Canadian women race to silver in team pursuit at speedskating World Cup

By The Canadian Press

ERFURT, Germany – Canada’s Ivanie Blondin, Kali Christ and Cindy Klassen combined for the first time this season to capture a silver medal Sunday in the team pursuit at a long-track speedskating World Cup.

Jamie Gregg of Edmonton was fourth in the men’s 500 metres, missing the podium by one one-hundredth of a second.

Blondin, from Ottawa, Christ, a Regina native, and Winnipeg’s Klassen skated in the final pair of the team pursuit with the Netherlands, finishing in three minutes 4.33 seconds, just 1.51 seconds behind the gold medallist Dutch squad. Poland captured the bronze.

Canada and the Netherlands are tied for the overall team pursuit title with 250 points apiece with one race remaining.

Gregg raced to a time of 35.29 in the 500. Dutchman Jan Smeekens won the 500 for the second time in as many days to further extend his lead in the World Cup standings.
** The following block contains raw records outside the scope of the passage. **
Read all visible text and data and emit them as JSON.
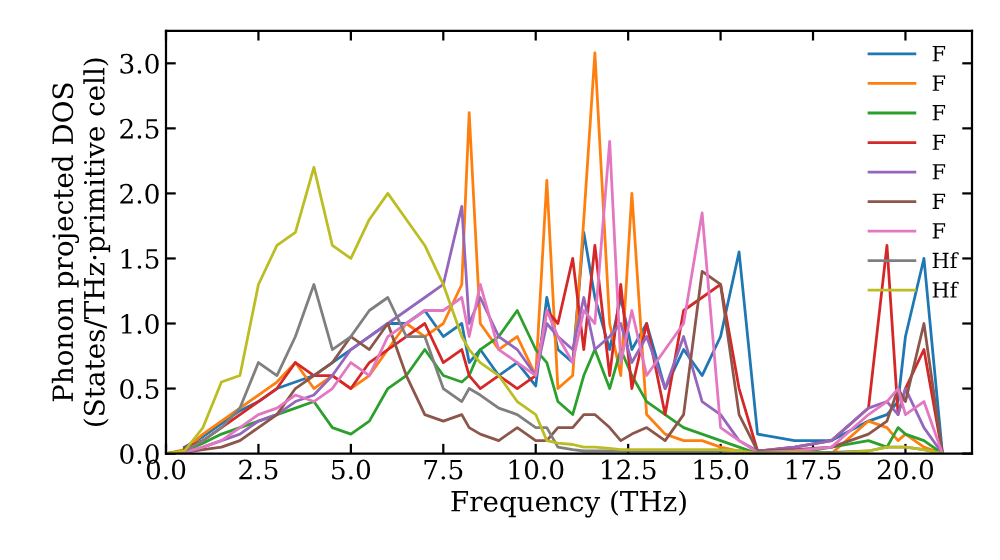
{
  "chart_data": {
    "type": "line",
    "xlabel": "Frequency (THz)",
    "ylabel": "Phonon projected DOS\n(States/THz·primitive cell)",
    "xlim": [
      0,
      21.8
    ],
    "ylim": [
      0,
      3.25
    ],
    "xticks": [
      {
        "value": 0,
        "label": "0.0"
      },
      {
        "value": 2.5,
        "label": "2.5"
      },
      {
        "value": 5,
        "label": "5.0"
      },
      {
        "value": 7.5,
        "label": "7.5"
      },
      {
        "value": 10,
        "label": "10.0"
      },
      {
        "value": 12.5,
        "label": "12.5"
      },
      {
        "value": 15,
        "label": "15.0"
      },
      {
        "value": 17.5,
        "label": "17.5"
      },
      {
        "value": 20,
        "label": "20.0"
      }
    ],
    "yticks": [
      {
        "value": 0,
        "label": "0.0"
      },
      {
        "value": 0.5,
        "label": "0.5"
      },
      {
        "value": 1,
        "label": "1.0"
      },
      {
        "value": 1.5,
        "label": "1.5"
      },
      {
        "value": 2,
        "label": "2.0"
      },
      {
        "value": 2.5,
        "label": "2.5"
      },
      {
        "value": 3,
        "label": "3.0"
      }
    ],
    "grid": false,
    "legend": "top right",
    "marker": "none",
    "line_style": "solid",
    "x": [
      0,
      0.5,
      1,
      1.5,
      2,
      2.5,
      3,
      3.5,
      4,
      4.5,
      5,
      5.5,
      6,
      6.5,
      7,
      7.5,
      8,
      8.2,
      8.5,
      9,
      9.5,
      10,
      10.3,
      10.6,
      11,
      11.3,
      11.6,
      12,
      12.3,
      12.6,
      13,
      13.5,
      14,
      14.5,
      15,
      15.5,
      16,
      17,
      18,
      19,
      19.5,
      19.8,
      20,
      20.5,
      21
    ],
    "series": [
      {
        "name": "F",
        "color": "#1f77b4",
        "values": [
          null,
          0.05,
          0.13,
          0.23,
          0.33,
          0.4,
          0.5,
          0.55,
          0.6,
          0.7,
          0.8,
          0.9,
          1.0,
          1.0,
          1.1,
          0.9,
          1.0,
          0.7,
          0.8,
          0.6,
          0.7,
          0.52,
          1.2,
          0.8,
          0.7,
          1.7,
          1.2,
          0.8,
          1.2,
          0.8,
          1.0,
          0.5,
          0.8,
          0.6,
          0.9,
          1.55,
          0.15,
          0.1,
          0.1,
          0.25,
          0.3,
          0.4,
          0.9,
          1.5,
          0
        ]
      },
      {
        "name": "F",
        "color": "#ff7f0e",
        "values": [
          0,
          0.03,
          0.15,
          0.25,
          0.35,
          0.45,
          0.55,
          0.7,
          0.5,
          0.6,
          0.5,
          0.6,
          0.8,
          1.0,
          0.9,
          1.0,
          1.3,
          2.62,
          1.0,
          0.8,
          0.9,
          0.6,
          2.1,
          0.5,
          0.6,
          1.8,
          3.08,
          1.0,
          0.6,
          2.0,
          0.3,
          0.15,
          0.1,
          0.1,
          0.05,
          0.02,
          0,
          0,
          0,
          0.25,
          0.2,
          0.1,
          0.15,
          0.05,
          0
        ]
      },
      {
        "name": "F",
        "color": "#2ca02c",
        "values": [
          0,
          0.02,
          0.08,
          0.15,
          0.2,
          0.25,
          0.3,
          0.35,
          0.4,
          0.2,
          0.15,
          0.25,
          0.5,
          0.6,
          0.8,
          0.6,
          0.55,
          0.6,
          0.8,
          0.9,
          1.1,
          0.8,
          0.7,
          0.4,
          0.3,
          0.6,
          0.8,
          0.5,
          0.8,
          0.6,
          0.4,
          0.3,
          0.2,
          0.15,
          0.1,
          0.05,
          0,
          0,
          0.05,
          0.1,
          0.05,
          0.2,
          0.15,
          0.1,
          0
        ]
      },
      {
        "name": "F",
        "color": "#d62728",
        "values": [
          null,
          0.04,
          0.1,
          0.2,
          0.3,
          0.4,
          0.5,
          0.7,
          0.6,
          0.6,
          0.5,
          0.7,
          0.8,
          0.9,
          1.0,
          0.7,
          0.8,
          0.6,
          0.5,
          0.6,
          0.5,
          0.6,
          1.1,
          1.0,
          1.5,
          0.8,
          1.6,
          0.6,
          1.3,
          0.5,
          1.0,
          0.3,
          1.1,
          1.2,
          1.3,
          0.5,
          0.02,
          0.05,
          0.1,
          0.35,
          1.6,
          0.3,
          0.5,
          0.8,
          0
        ]
      },
      {
        "name": "F",
        "color": "#9467bd",
        "values": [
          0,
          0.01,
          0.05,
          0.1,
          0.15,
          0.25,
          0.3,
          0.4,
          0.45,
          0.6,
          0.8,
          0.9,
          1.0,
          1.1,
          1.2,
          1.3,
          1.9,
          1.0,
          1.2,
          0.9,
          0.8,
          0.6,
          1.0,
          0.9,
          0.8,
          1.2,
          0.8,
          0.9,
          1.0,
          0.7,
          0.9,
          0.5,
          0.9,
          0.4,
          0.3,
          0.1,
          0.02,
          0.05,
          0.1,
          0.35,
          0.4,
          0.3,
          0.5,
          0.2,
          0
        ]
      },
      {
        "name": "F",
        "color": "#8c564b",
        "values": [
          0,
          0.01,
          0.03,
          0.05,
          0.1,
          0.2,
          0.3,
          0.5,
          0.6,
          0.7,
          0.9,
          0.8,
          1.0,
          0.6,
          0.3,
          0.25,
          0.3,
          0.2,
          0.15,
          0.1,
          0.2,
          0.1,
          0.1,
          0.2,
          0.2,
          0.3,
          0.3,
          0.2,
          0.1,
          0.15,
          0.2,
          0.1,
          0.3,
          1.4,
          1.3,
          0.3,
          0.02,
          0.03,
          0.05,
          0.15,
          0.25,
          0.5,
          0.4,
          1.0,
          0
        ]
      },
      {
        "name": "F",
        "color": "#e377c2",
        "values": [
          0,
          0.01,
          0.05,
          0.1,
          0.2,
          0.3,
          0.35,
          0.45,
          0.4,
          0.5,
          0.7,
          0.6,
          0.9,
          1.0,
          1.1,
          1.1,
          1.2,
          0.9,
          1.3,
          0.8,
          0.7,
          0.6,
          1.1,
          0.9,
          0.7,
          1.1,
          1.0,
          2.4,
          0.7,
          1.1,
          0.6,
          0.8,
          1.0,
          1.85,
          0.2,
          0.1,
          0.01,
          0.02,
          0.05,
          0.3,
          0.4,
          0.5,
          0.3,
          0.4,
          0
        ]
      },
      {
        "name": "Hf",
        "color": "#7f7f7f",
        "values": [
          0,
          0.02,
          0.1,
          0.2,
          0.35,
          0.7,
          0.6,
          0.9,
          1.3,
          0.8,
          0.9,
          1.1,
          1.2,
          0.9,
          0.9,
          0.5,
          0.4,
          0.5,
          0.45,
          0.35,
          0.3,
          0.2,
          0.2,
          0.05,
          0.03,
          0.02,
          0.02,
          0.02,
          0.02,
          0.02,
          0.02,
          0.02,
          0.02,
          0.02,
          0.02,
          0.02,
          0.01,
          0.01,
          0.01,
          0.02,
          0.05,
          0.05,
          0.05,
          0.03,
          0
        ]
      },
      {
        "name": "Hf",
        "color": "#bcbd22",
        "values": [
          0,
          0.02,
          0.2,
          0.55,
          0.6,
          1.3,
          1.6,
          1.7,
          2.2,
          1.6,
          1.5,
          1.8,
          2.0,
          1.8,
          1.6,
          1.3,
          0.9,
          0.8,
          0.7,
          0.6,
          0.4,
          0.3,
          0.1,
          0.08,
          0.07,
          0.05,
          0.05,
          0.04,
          0.03,
          0.03,
          0.03,
          0.03,
          0.03,
          0.03,
          0.03,
          0.02,
          0,
          0.01,
          0,
          0.02,
          0.05,
          0.05,
          0.05,
          0.03,
          0
        ]
      }
    ]
  }
}
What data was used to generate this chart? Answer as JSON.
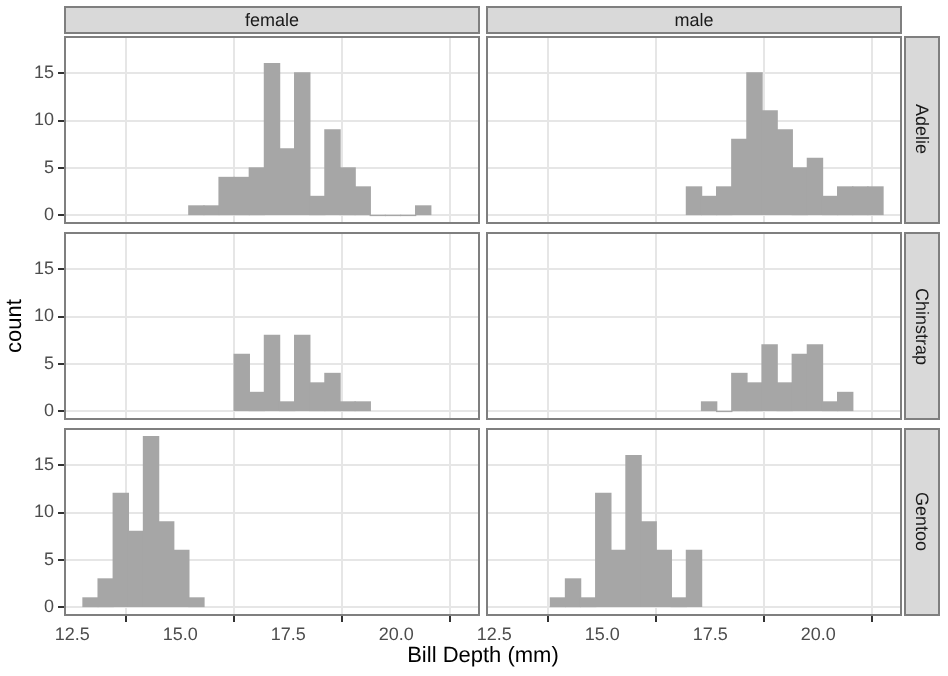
{
  "chart_data": [
    {
      "type": "histogram",
      "title": "female",
      "bins": [
        15.2,
        15.55,
        15.9,
        16.25,
        16.6,
        16.95,
        17.3,
        17.65,
        18.0,
        18.35,
        18.7,
        19.05,
        19.4,
        19.75,
        20.1,
        20.45,
        20.8
      ],
      "values": [
        1,
        1,
        4,
        4,
        5,
        16,
        7,
        15,
        2,
        9,
        5,
        3,
        0,
        0,
        0,
        1
      ],
      "color": "#a6a6a6",
      "xlim": [
        12.31,
        21.94
      ],
      "ylim": [
        -0.9,
        18.9
      ],
      "xticks": [
        12.5,
        15,
        17.5,
        20
      ],
      "yticks": [
        0,
        5,
        10,
        15
      ],
      "grid": true,
      "tick_labels": "y"
    },
    {
      "type": "histogram",
      "title": "male",
      "y2label": "Adelie",
      "bins": [
        16.95,
        17.3,
        17.65,
        18.0,
        18.35,
        18.7,
        19.05,
        19.4,
        19.75,
        20.1,
        20.45,
        20.8,
        21.15,
        21.5
      ],
      "values": [
        3,
        2,
        3,
        8,
        15,
        11,
        9,
        5,
        6,
        2,
        3,
        3,
        3
      ],
      "color": "#a6a6a6",
      "xlim": [
        12.31,
        21.94
      ],
      "ylim": [
        -0.9,
        18.9
      ],
      "xticks": [
        12.5,
        15,
        17.5,
        20
      ],
      "yticks": [
        0,
        5,
        10,
        15
      ],
      "grid": true,
      "tick_labels": false
    },
    {
      "type": "histogram",
      "ylabel": "count",
      "bins": [
        16.25,
        16.6,
        16.95,
        17.3,
        17.65,
        18.0,
        18.35,
        18.7,
        19.05,
        19.4
      ],
      "values": [
        6,
        2,
        8,
        1,
        8,
        3,
        4,
        1,
        1
      ],
      "color": "#a6a6a6",
      "xlim": [
        12.31,
        21.94
      ],
      "ylim": [
        -0.9,
        18.9
      ],
      "xticks": [
        12.5,
        15,
        17.5,
        20
      ],
      "yticks": [
        0,
        5,
        10,
        15
      ],
      "grid": true,
      "tick_labels": "y"
    },
    {
      "type": "histogram",
      "y2label": "Chinstrap",
      "bins": [
        17.3,
        17.65,
        18.0,
        18.35,
        18.7,
        19.05,
        19.4,
        19.75,
        20.1,
        20.45,
        20.8
      ],
      "values": [
        1,
        0,
        4,
        3,
        7,
        3,
        6,
        7,
        1,
        2
      ],
      "color": "#a6a6a6",
      "xlim": [
        12.31,
        21.94
      ],
      "ylim": [
        -0.9,
        18.9
      ],
      "xticks": [
        12.5,
        15,
        17.5,
        20
      ],
      "yticks": [
        0,
        5,
        10,
        15
      ],
      "grid": true,
      "tick_labels": false
    },
    {
      "type": "histogram",
      "xlabel": "Bill Depth (mm)",
      "bins": [
        12.75,
        13.1,
        13.45,
        13.8,
        14.15,
        14.5,
        14.85,
        15.2,
        15.55
      ],
      "values": [
        1,
        3,
        12,
        8,
        18,
        9,
        6,
        1
      ],
      "color": "#a6a6a6",
      "xlim": [
        12.31,
        21.94
      ],
      "ylim": [
        -0.9,
        18.9
      ],
      "xticks": [
        {
          "value": 12.5,
          "label": "12.5"
        },
        {
          "value": 15,
          "label": "15.0"
        },
        {
          "value": 17.5,
          "label": "17.5"
        },
        {
          "value": 20,
          "label": "20.0"
        }
      ],
      "yticks": [
        0,
        5,
        10,
        15
      ],
      "grid": true
    },
    {
      "type": "histogram",
      "y2label": "Gentoo",
      "bins": [
        13.8,
        14.15,
        14.5,
        14.85,
        15.2,
        15.55,
        15.9,
        16.25,
        16.6,
        16.95,
        17.3
      ],
      "values": [
        1,
        3,
        1,
        12,
        6,
        16,
        9,
        6,
        1,
        6
      ],
      "color": "#a6a6a6",
      "xlim": [
        12.31,
        21.94
      ],
      "ylim": [
        -0.9,
        18.9
      ],
      "xticks": [
        {
          "value": 12.5,
          "label": "12.5"
        },
        {
          "value": 15,
          "label": "15.0"
        },
        {
          "value": 17.5,
          "label": "17.5"
        },
        {
          "value": 20,
          "label": "20.0"
        }
      ],
      "yticks": [
        0,
        5,
        10,
        15
      ],
      "grid": true,
      "tick_labels": "x"
    }
  ]
}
Smeekens clocked 34.96 seconds to beat Japan’s Joji Kato by nine hundredths of a second. Another Dutchman, Ronald Mulder, finished 0.32 seconds back to complete identical podium placings from Saturday.

Smeekens is all but assured of the World Cup title ahead of the last meet in Heerenveen. The 26-year-old has 830 points, with Kato second on 686, and Mulder’s twin brother Michel third on 485.

Zbigniew Brodka of Poland won the men’s 1,500 in 1:46.88 seconds, one tenth of a second ahead of Latvia’s Haralds Silovs.

American Brian Hansen, who claimed his first World Cup win in Saturday’s 1000, was third, 0.13 back.

Brodka leads the season standings with 340 points after five races, 56 ahead of Norway’s Havard Bokko, who finished fifth, and 85 ahead of Hansen in third.

American skater Brittany Bowe clocked 1:15.34 seconds to win the women’s 1,000 metre race, four tenths of a second ahead of Ireen Wust of the Netherlands. Russia’s Olga Fatkulina was third, 0.45 back.

Heather Richardson of the U.S. still leads on 501 points, despite finishing 12th, ahead of Czech skater Karolina Erbanova on 429 and Bowe on 390.

— With files from The Associated Press.